Please note that you should bundle any dependencies yourself, so you are insulated from OpenRefine packaging changes over time.

Directory Layout

A OpenRefine extension sits in a file directory that contains the following files and sub-directories:

pom.xml
src/
com/foo/bar/... *.java source files
module/
*.html, *.vt files
scripts/... *.js files
styles/... *.css files
images/... image files
MOD-INF/
lib/*.jar files
classes/... java class files
module.properties
controller.js

The file named module.properties (see example) contains the extension's metadata. Of importance is the name field, which gives the extension a name that's used in many other places to refer to it. This can be different from the extension's directory name.

name = my-extension-name

Your extension's client-side resources (.html, .js, .css files) stored in the module/ sub-directory will be accessible from http://127.0.0.1:3333/extension/my-extension-name/ when OpenRefine is running.

Also of importance is the dependency

requires = core

which makes sure that the core module of OpenRefine is loaded before the extension attempts to hook into it.

The file named controller.js is responsible for registering the extension's hooks into OpenRefine. Look at the sample-extension extension's controller.js file for an example. It should have a function called init() that does the hook registrations.

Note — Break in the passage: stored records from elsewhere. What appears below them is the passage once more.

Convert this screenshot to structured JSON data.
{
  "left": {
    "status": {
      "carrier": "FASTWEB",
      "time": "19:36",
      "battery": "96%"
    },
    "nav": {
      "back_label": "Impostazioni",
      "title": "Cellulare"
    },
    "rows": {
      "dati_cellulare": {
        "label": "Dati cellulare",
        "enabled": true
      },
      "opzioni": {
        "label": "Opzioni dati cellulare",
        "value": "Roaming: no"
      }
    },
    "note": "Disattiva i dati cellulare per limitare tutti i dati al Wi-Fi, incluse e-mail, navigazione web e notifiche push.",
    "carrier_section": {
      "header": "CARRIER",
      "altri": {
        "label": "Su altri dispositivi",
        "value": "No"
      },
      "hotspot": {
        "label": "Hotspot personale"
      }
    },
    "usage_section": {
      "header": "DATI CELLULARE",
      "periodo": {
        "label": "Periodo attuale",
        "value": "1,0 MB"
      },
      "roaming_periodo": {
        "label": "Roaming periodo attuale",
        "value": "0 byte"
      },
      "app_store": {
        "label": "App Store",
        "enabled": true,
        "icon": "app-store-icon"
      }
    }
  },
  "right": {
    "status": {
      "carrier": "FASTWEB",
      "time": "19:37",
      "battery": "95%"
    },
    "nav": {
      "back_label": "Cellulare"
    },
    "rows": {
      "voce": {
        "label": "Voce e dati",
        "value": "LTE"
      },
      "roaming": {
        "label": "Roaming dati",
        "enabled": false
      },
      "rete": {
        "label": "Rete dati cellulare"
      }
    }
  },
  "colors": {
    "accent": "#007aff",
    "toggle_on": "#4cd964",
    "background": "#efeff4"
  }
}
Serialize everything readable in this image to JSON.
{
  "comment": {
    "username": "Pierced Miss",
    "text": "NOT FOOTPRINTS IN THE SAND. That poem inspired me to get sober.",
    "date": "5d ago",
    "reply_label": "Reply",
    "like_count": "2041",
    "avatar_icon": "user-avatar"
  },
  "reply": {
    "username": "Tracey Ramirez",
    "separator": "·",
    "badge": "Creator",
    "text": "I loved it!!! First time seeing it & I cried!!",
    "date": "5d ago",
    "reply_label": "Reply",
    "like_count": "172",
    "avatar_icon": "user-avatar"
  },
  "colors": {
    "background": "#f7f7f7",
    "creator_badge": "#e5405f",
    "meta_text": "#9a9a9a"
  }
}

The pom.xml file is an Apache Maven build file. You can make a copy of the sample extension's pom.xml file to get started. The important point here is that the Java classes should be built into the module/MOD-INF/classes sub-directory.

Note that your extension's Java code would need to reference some libraries used in OpenRefine and OpenRefine's Java classes themselves. These dependencies are reflected in the Maven configuration for the extension.

Sample extension

The sample extension is included in the code base so that you can copy it and get started on writing your own extension. After you copy it, make sure you change its name inside its module/MOD-INF/controller.js file.

Basic Structure

The sample extension's code is in refine/extensions/sample/. In that directory, Java source code is contained under the src sub-directory, and webapp code is under the module sub-directory. Here is the full directory layout:

refine/extensions/sample/
build.xml (ant build script)
src/
com/google/refine/sampleExtension/
... Java source code ...
module/
MOD-INF/
module.properties (module settings)
controller.js (module init and routing logic in Javascript)
classes/
... compiled Java classes ...
lib/
... Java jars ...
... velocity templates (.vt) ...
... .css files ...
... client-side files (.html, .css, .js, image files) ...

The sub-directory MOD-INF contains the Butterfly module's metadata and is what Butterfly looks for when it scans directories for modules. MOD-INF serves similar functions as WEB-INF in other web frameworks.

Java code is built into the sub-directory classes inside MOD-INF, and supporting external Java jars are in the lib sub-directory. Those will be automatically loaded by Butterfly. (The build.xml script is wired to compile into the classes sub-directory.)

Client-side code is in the inner module sub-directory. They can be plain old .html, .css, .js, and image files. There are also Velocity .vt files, but they need to be routed inside MOD-INF/controller.js.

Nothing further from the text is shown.